Introduction to Harmonic Dictation
44 Sight Singing Instructions
Warm-Up: Seventh Chords in Context
This week’s warm-up teaches an easy method to navigate between the tones of five types of seventh chords by presenting them in context with intermediary steps that guide you in finding the pitches.
Begin every line by playing the given tonic triad on the piano. Then, using your voice, find your starting pitch and begin learning the chord and its context. Memorize the solfege and contexts for easy recall in ear training exercises. Sight singing and ear training are, after all, two sides of the same subject.
Increasingly Complicated Rhythms
The next exercise builds on your visual and auditory cognition of increasingly complicated rhythms in simple time and compound time. Spend a lot of time looking at the score without singing so that you can understand what a certain rhythm is supposed to look at. What is the beat note? What note values form the divisions and subdivisions of the beat? What do dotted rhythms look like in this meter?
Take especial care to practice with a subdivided metronome for precision.

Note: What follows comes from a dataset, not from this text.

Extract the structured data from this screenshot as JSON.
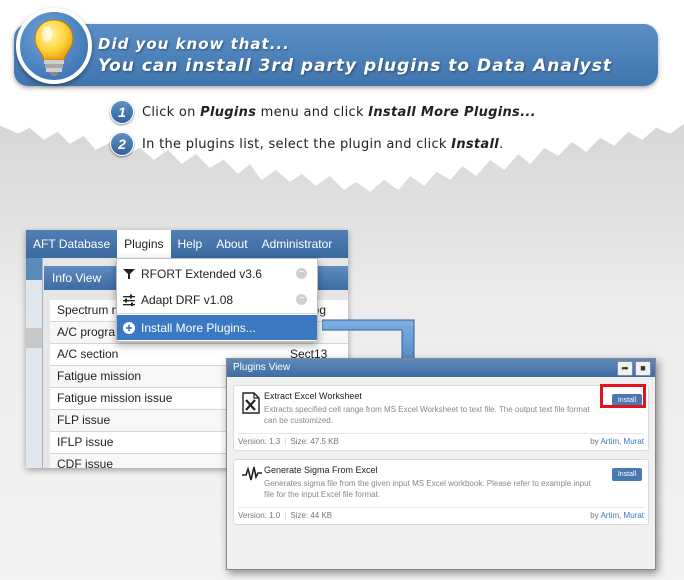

To extend yourself, why not write out the rhythms in an analogous time signature? For example, you could write a 6/8 rhythm out in 6/4 to improve your cognition of what the rhythm looks like when the beat note is a dotted half note rather than a dotted quarter note.
Melodic Solos and Duets
This week’s examples will translate your skill at increasingly complicated rhythms into melodic and harmonic contexts. Conduct confidently, subdividing.